Kerim Ün: "Başlığı hem nükteden yoksun buluyorum, hem de düzeysiz."
Serkan Taşkın: "Göndermede bulunulan atasözü ile içerik ve anlam bakımından bağlantısı olmayan bir durum söz konusu olan. Maçla ilgili olarak bana ne kadar doğru bilgi veriyor? Şüphelerim var..."
Mehmet Tahsin: "Bana göre saçma. Bildiğim kadarıyla Senegal’e dinsiz denemez, İlhan Mansız da imansız değil. İlhan Mansız’ı da rahatsız edici... Neden dini konularda bu kadar pervasız olunuyor ki?.."
Mustafa Şimşek: "Sevgili futbolcumuza gönderme rencide edici..."
Necdet Sadoğlu: "Şoke oldum. Fantezi uğruna büyük yanlış yapılmış."

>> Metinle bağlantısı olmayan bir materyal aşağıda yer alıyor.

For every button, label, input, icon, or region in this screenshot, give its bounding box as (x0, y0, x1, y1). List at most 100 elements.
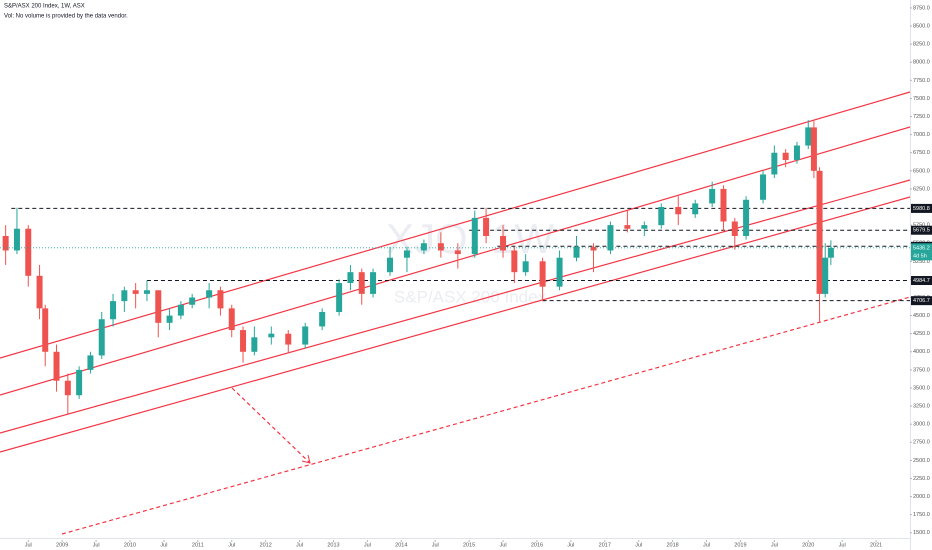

Nabi Avcı: "Hem Senegal’e hem Mansız’a haksızlık. Banal bir ifade.."
Akın Boyacı: "Zaten manasız bir inanç polemiği yaratıldı. İmalar var. Ben futbola böyle şeylerin karıştırılmasını anlamsız değil, zarar verici buluyorum. Zaten hassas dengelerde duruyoruz. Yangına körükle gitmeye ne gerek var? Neden sakin ve mantıklı olamıyoruz? Senegallilere yazık değil mi? Çok güzel bir maç olmuş ve adamlar uygarca oynamışlar. Yapılan doğru değil."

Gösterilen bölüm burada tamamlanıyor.